The letter sent to CMS in June 2013 also asked about estate recovery disclosure in cases where coverage is auto-renewed during the annual redetermination process, when people are shifted from a subsidized plan to Medicaid due to a decrease in income or other change in circumstance, and when people are auto-enrolled on the presumption that they are eligible according to a database such as SNAP (food stamps) or by a hospital or health care center. A similar letter was sent to the Massachusetts Office of Medicaid.
The federal procedural rules on estate recovery say the state should notify Medicaid recipients about the estate recovery program during the annual redetermination process, but according to the Massachusetts Office of Medicaid, you don’t need to be informed about estate recovery during the redetermination process because you presumably read about this on the original application you filled out and submitted.
If you submitted an application that did not disclose estate recovery, it cannot be presumed that you are aware of estate recovery, because notification was not on the application. Thus, the redetermination procedure is one more example of the failure to disclose.
If you are bumped into Medicaid from a subsidized plan due to a change in your circumstances, the Massachusetts Office of Medicaid believes that you don’t need to be informed about estate recovery because you presumably read about this however many years ago when you filled out the original application. You will simply be sent a notice that you are now in Medicaid, and the notice will refer you to the Medicaid Member Booklet for information on the rules. If you obtain and read the booklet, you can learn that you may be subject to estate recovery. But don’t expect to receive a Medicaid Member Booklet with your notice, because “It would be cost prohibitive to include a Member Booklet with every notice. Instead, every notice includes information on how to contact Customer Service with any questions, including to request a copy of the Member Booklet.”
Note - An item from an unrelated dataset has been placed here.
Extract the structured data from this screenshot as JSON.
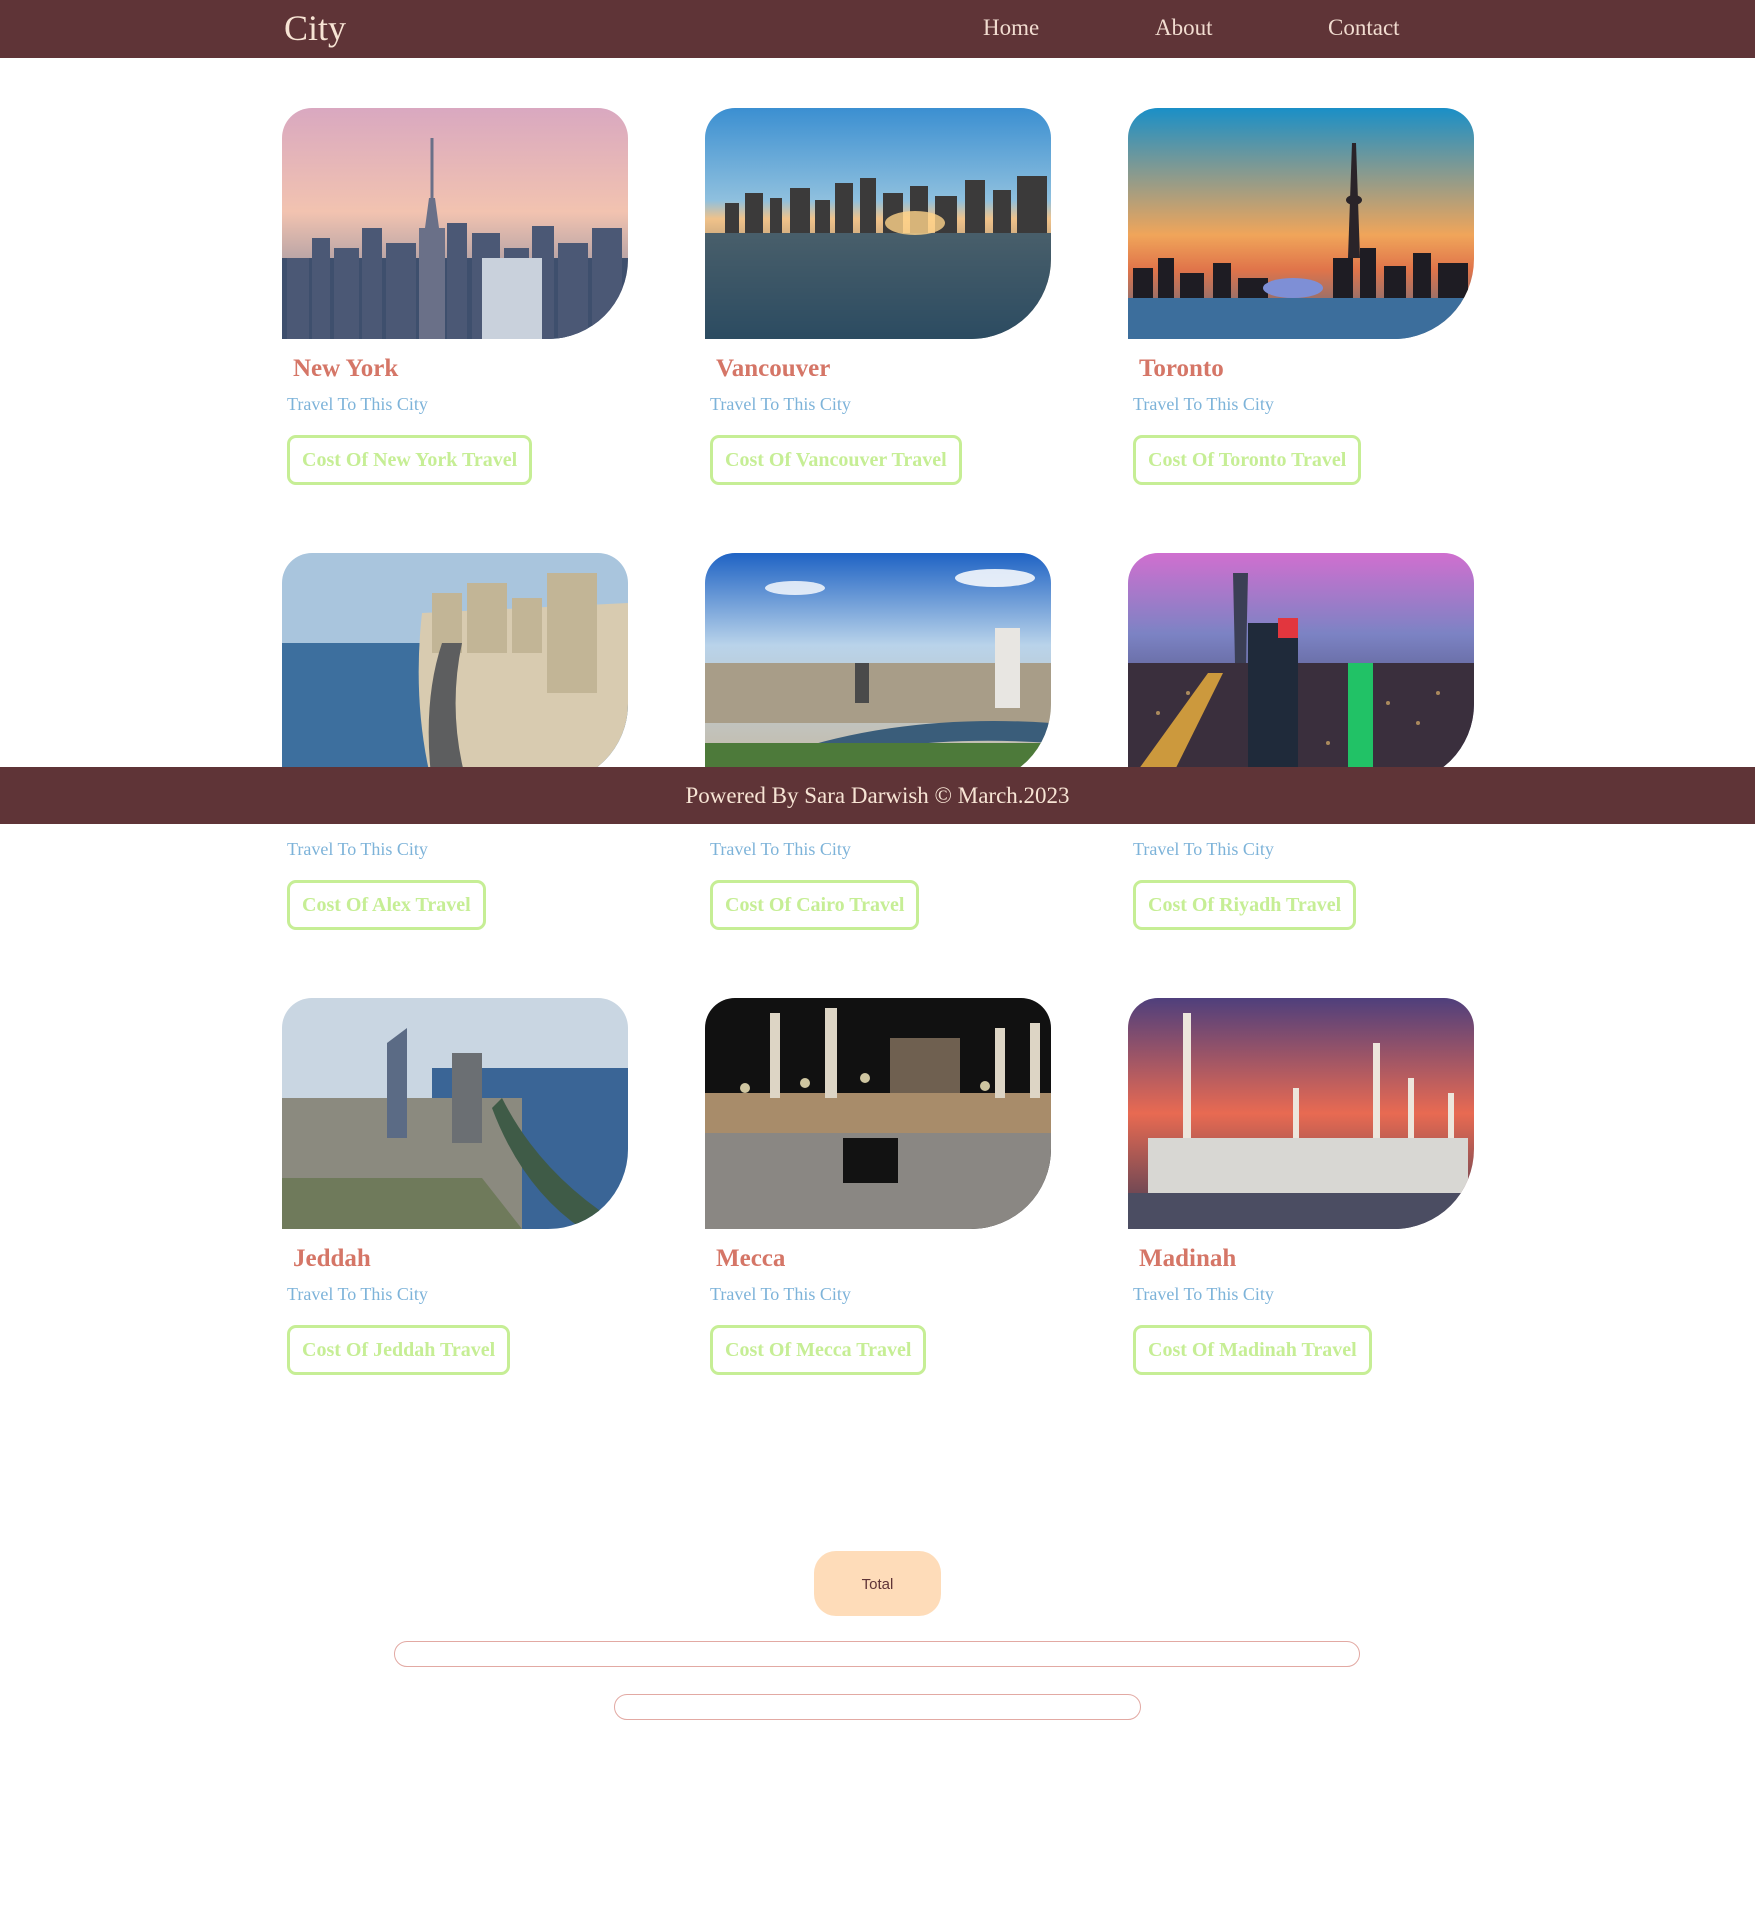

If these issues may be important to you or anyone in your family, I strongly urge you to read the post in full. It contains a great deal more important information. And it reminds us of how this is just another way to loot the public:
Obamacare was not written for the benefit of the poor and uninsured. It was written for the profits of the insurance companies giving them millions of new customers subsidized by U.S. taxpayers. The business of America is business. Private insurance company CEOs receive multi-million dollar pay packages, while under Obamacare low-income earners and the poor have to give up their homes and other assets in order to receive medical care.